Differentially Private Model Personalization

Abhradeep Guha Thakurta
Adam Smith
(2021)
Google Scholar

Abstract

We study personalization of supervised learning with user-level differential privacy. Consider a setting with many users, each of whom has a training data set drawn from their own distribution $P_i$. Assuming some shared structure among the problems $P_i$, can users collectively learn the shared structure---and solve their tasks better than they could individually---while preserving the privacy of their data? We formulate this question using joint, \textit{user-level} differential privacy---that is, we control what is leaked about each user's entire data set.

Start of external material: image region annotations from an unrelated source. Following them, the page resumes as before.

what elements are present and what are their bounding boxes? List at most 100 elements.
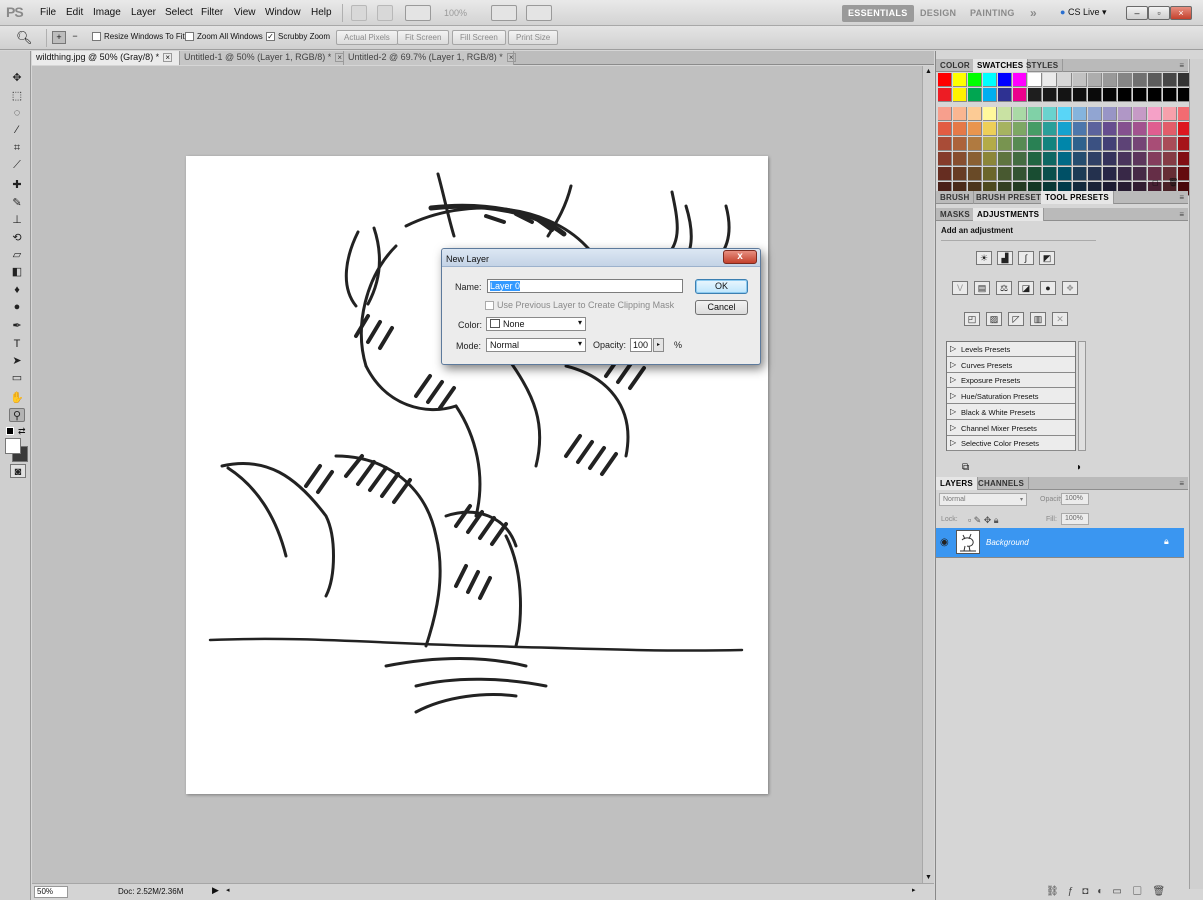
swap-colors-icon[interactable]: ⇄ <box>18 426 26 437</box>
color-swatch[interactable] <box>1163 73 1177 87</box>
path-selection-tool-icon[interactable]: ➤ <box>9 354 25 368</box>
color-swatch[interactable] <box>1043 73 1057 87</box>
more-workspaces-icon[interactable]: » <box>1024 3 1043 20</box>
minibridge-icon[interactable] <box>377 5 393 21</box>
opacity-slider-toggle-icon[interactable]: ▸ <box>653 338 664 352</box>
workspace-design[interactable]: DESIGN <box>914 5 962 22</box>
tab-channels[interactable]: CHANNELS <box>974 477 1030 490</box>
menu-image[interactable]: Image <box>93 7 121 18</box>
menu-view[interactable]: View <box>234 7 256 18</box>
color-swatch[interactable] <box>1043 137 1057 151</box>
color-swatch[interactable] <box>968 73 982 87</box>
color-swatch[interactable] <box>1028 122 1042 136</box>
color-swatch[interactable] <box>1103 167 1117 181</box>
opacity-input[interactable]: 100 <box>630 338 652 352</box>
tab-swatches[interactable]: SWATCHES <box>973 59 1029 72</box>
color-swatch[interactable] <box>1118 73 1132 87</box>
color-swatch[interactable] <box>998 107 1012 121</box>
color-swatch[interactable] <box>968 88 982 102</box>
color-swatch[interactable] <box>968 137 982 151</box>
color-swatch[interactable] <box>1028 88 1042 102</box>
expand-triangle-icon[interactable]: ▷ <box>950 344 956 353</box>
color-swatch[interactable] <box>953 107 967 121</box>
ok-button[interactable]: OK <box>695 279 748 294</box>
color-swatch[interactable] <box>938 122 952 136</box>
color-swatch[interactable] <box>1043 107 1057 121</box>
color-swatch[interactable] <box>1103 88 1117 102</box>
panel-dock-scrollbar[interactable] <box>1189 59 1203 889</box>
panel-menu-icon[interactable]: ≡ <box>1179 479 1184 488</box>
tab-styles[interactable]: STYLES <box>1022 59 1064 72</box>
color-swatch[interactable] <box>998 152 1012 166</box>
photo-filter-icon[interactable]: ● <box>1040 281 1056 295</box>
menu-file[interactable]: File <box>40 7 56 18</box>
preset-item[interactable]: ▷ Levels Presets <box>947 342 1075 357</box>
scroll-right-icon[interactable]: ▸ <box>912 886 916 894</box>
color-swatch[interactable] <box>1088 73 1102 87</box>
minimize-button[interactable]: – <box>1126 6 1148 20</box>
layer-row-background[interactable]: ◉ Background 🔒︎ <box>936 528 1184 558</box>
color-swatch[interactable] <box>998 137 1012 151</box>
tab-untitled-2[interactable]: Untitled-2 @ 69.7% (Layer 1, RGB/8) * × <box>344 51 516 65</box>
view-extras-icon[interactable] <box>405 5 431 21</box>
eraser-tool-icon[interactable]: ▱ <box>9 248 25 262</box>
checkbox-box-checked[interactable]: ✓ <box>266 32 275 41</box>
clipping-mask-checkbox[interactable]: Use Previous Layer to Create Clipping Ma… <box>485 300 674 310</box>
color-swatch[interactable] <box>1028 167 1042 181</box>
color-swatch[interactable] <box>998 88 1012 102</box>
move-tool-icon[interactable]: ✥ <box>9 71 25 85</box>
dodge-tool-icon[interactable]: ● <box>9 300 25 314</box>
color-swatch[interactable] <box>1058 107 1072 121</box>
zoom-in-icon[interactable]: + <box>52 31 66 44</box>
color-swatch[interactable] <box>1163 137 1177 151</box>
preset-item[interactable]: ▷ Selective Color Presets <box>947 436 1075 452</box>
cs-live-button[interactable]: ● CS Live ▾ <box>1060 7 1107 18</box>
print-size-button[interactable]: Print Size <box>508 30 559 45</box>
clone-stamp-tool-icon[interactable]: ⊥ <box>9 213 25 227</box>
restore-button[interactable]: ▫ <box>1148 6 1170 20</box>
color-swatch[interactable] <box>1013 137 1027 151</box>
color-swatch[interactable] <box>1058 122 1072 136</box>
color-swatch[interactable] <box>953 137 967 151</box>
color-swatch[interactable] <box>1058 152 1072 166</box>
gradient-tool-icon[interactable]: ◧ <box>9 265 25 279</box>
color-balance-icon[interactable]: ⚖ <box>996 281 1012 295</box>
zoom-out-icon[interactable]: − <box>68 31 82 44</box>
color-swatch[interactable] <box>938 73 952 87</box>
lock-icons[interactable]: ▫ ✎ ✥ 🔒︎ <box>968 515 999 526</box>
workspace-painting[interactable]: PAINTING <box>964 5 1021 22</box>
color-swatch[interactable] <box>1073 107 1087 121</box>
return-to-list-icon[interactable]: ⧉ <box>962 462 969 473</box>
color-swatch[interactable] <box>1163 122 1177 136</box>
expand-triangle-icon[interactable]: ▷ <box>950 438 956 447</box>
menu-edit[interactable]: Edit <box>66 7 83 18</box>
vertical-scrollbar[interactable]: ▲ ▼ <box>922 66 934 883</box>
status-menu-arrow-icon[interactable]: ▶ <box>212 885 219 896</box>
color-swatch[interactable] <box>1148 122 1162 136</box>
expand-triangle-icon[interactable]: ▷ <box>950 407 956 416</box>
color-select[interactable]: None ▾ <box>486 317 586 331</box>
color-swatch[interactable] <box>953 73 967 87</box>
color-swatch[interactable] <box>1088 137 1102 151</box>
color-swatch[interactable] <box>1133 122 1147 136</box>
scroll-down-icon[interactable]: ▼ <box>925 874 932 881</box>
expand-triangle-icon[interactable]: ▷ <box>950 360 956 369</box>
color-swatch[interactable] <box>938 107 952 121</box>
color-swatch[interactable] <box>938 88 952 102</box>
preset-item[interactable]: ▷ Exposure Presets <box>947 373 1075 389</box>
color-swatch[interactable] <box>1013 122 1027 136</box>
gradient-map-icon[interactable]: ▥ <box>1030 312 1046 326</box>
clip-to-layer-icon[interactable]: ◗ <box>1076 462 1082 473</box>
color-swatch[interactable] <box>1103 137 1117 151</box>
color-swatch[interactable] <box>1133 167 1147 181</box>
screen-mode-icon[interactable] <box>526 5 552 21</box>
color-swatch[interactable] <box>968 167 982 181</box>
color-swatch[interactable] <box>1088 167 1102 181</box>
color-swatch[interactable] <box>1043 167 1057 181</box>
color-swatch[interactable] <box>1058 73 1072 87</box>
color-swatch[interactable] <box>1118 107 1132 121</box>
checkbox-box[interactable] <box>185 32 194 41</box>
levels-icon[interactable]: ▟ <box>997 251 1013 265</box>
workspace-essentials[interactable]: ESSENTIALS <box>842 5 914 22</box>
marquee-tool-icon[interactable]: ⬚ <box>9 89 25 103</box>
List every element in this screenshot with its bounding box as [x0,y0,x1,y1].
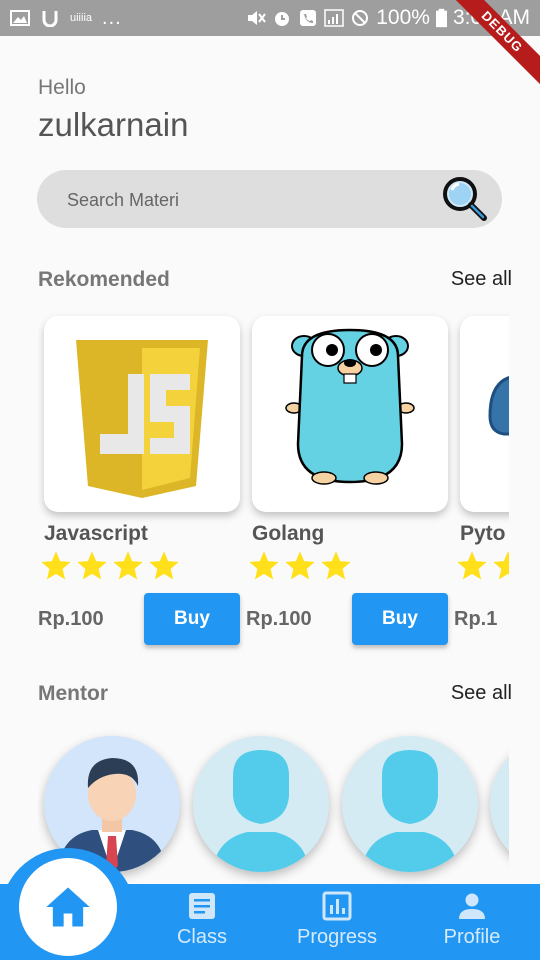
search-bar[interactable] [37,170,502,230]
image-notification-icon [10,10,30,26]
buy-button[interactable]: Buy [352,593,448,645]
star-icon [285,551,315,580]
star-icon [149,551,179,580]
chart-icon [322,891,352,921]
buy-button[interactable]: Buy [144,593,240,645]
person-icon [459,893,485,919]
nav-label-profile: Profile [443,926,501,948]
recommended-title: Rekomended [38,268,170,291]
person-placeholder-icon [193,736,329,872]
course-price: Rp.100 [246,608,312,630]
nav-item-progress[interactable]: Progress [277,890,397,949]
course-name: Golang [252,522,325,545]
home-icon [46,887,90,927]
star-icon [249,551,279,580]
recommended-see-all-link[interactable]: See all [451,268,512,291]
course-name: Pyto [460,522,506,545]
user-name: zulkarnain [38,106,189,143]
mentor-avatar[interactable] [193,736,329,872]
javascript-logo [76,340,208,498]
mute-icon [248,11,267,25]
course-name: Javascript [44,522,148,545]
greeting-hello: Hello [38,76,86,99]
star-icon [321,551,351,580]
mentor-avatar[interactable] [342,736,478,872]
mentor-see-all-link[interactable]: See all [451,682,512,705]
person-placeholder-icon [342,736,478,872]
nav-label-class: Class [176,926,227,948]
u-notification-icon [42,11,58,27]
course-image[interactable] [460,316,509,512]
star-icon [457,551,487,580]
course-price: Rp.100 [38,608,104,630]
course-rating [40,550,180,582]
no-sim-icon [352,10,369,26]
notification-more: ... [102,6,122,29]
nav-label-progress: Progress [296,926,378,948]
nav-item-profile[interactable]: Profile [412,890,532,949]
course-price: Rp.1 [454,608,498,630]
star-icon [77,551,107,580]
course-rating [456,550,509,582]
signal-icon [324,9,344,27]
battery-icon [435,8,447,28]
golang-gopher-logo [285,328,415,485]
star-icon [493,551,509,580]
mentor-title: Mentor [38,682,108,705]
search-icon[interactable] [440,174,490,224]
nav-item-class[interactable]: Class [142,890,262,949]
course-image[interactable] [44,316,240,512]
phone-icon [300,10,317,26]
search-input[interactable] [65,170,449,230]
course-image[interactable] [252,316,448,512]
python-logo [488,376,509,436]
document-icon [189,893,215,919]
clock: 3:02 AM [452,6,530,29]
notification-text: uiiiia [70,12,93,24]
battery-percent: 100% [376,6,430,29]
star-icon [113,551,143,580]
status-bar: uiiiia ... 100% 3:02 AM [0,0,540,36]
star-icon [41,551,71,580]
mentor-avatar[interactable] [490,736,509,872]
course-rating [248,550,352,582]
recommended-carousel[interactable]: Javascript Rp.100 Buy Golang Rp.100 Buy … [38,308,509,653]
alarm-icon [275,12,290,26]
person-placeholder-icon [490,756,509,852]
home-button[interactable] [19,858,117,956]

We provide algorithms that exploit popular non-private approaches in this domain like the Almost-No-Inner-Loop (ANIL) method, and give strong user-level privacy guarantees for our general approach. When the problems $P_i$ are linear regression problems with each user's regression vector lying in a common, unknown low-dimensional subspace, we show that our efficient algorithms satisfy nearly optimal estimation error guarantees. We also establish a general, information-theoretic upper bound via an exponential mechanism-based algorithm.

Finally, we demonstrate empirically (through experiments on synthetic data sets) that our framework not only performs well in the studied linear regression setting, but also extends to other settings like logistic regression that are not captured by our estimation error analysis.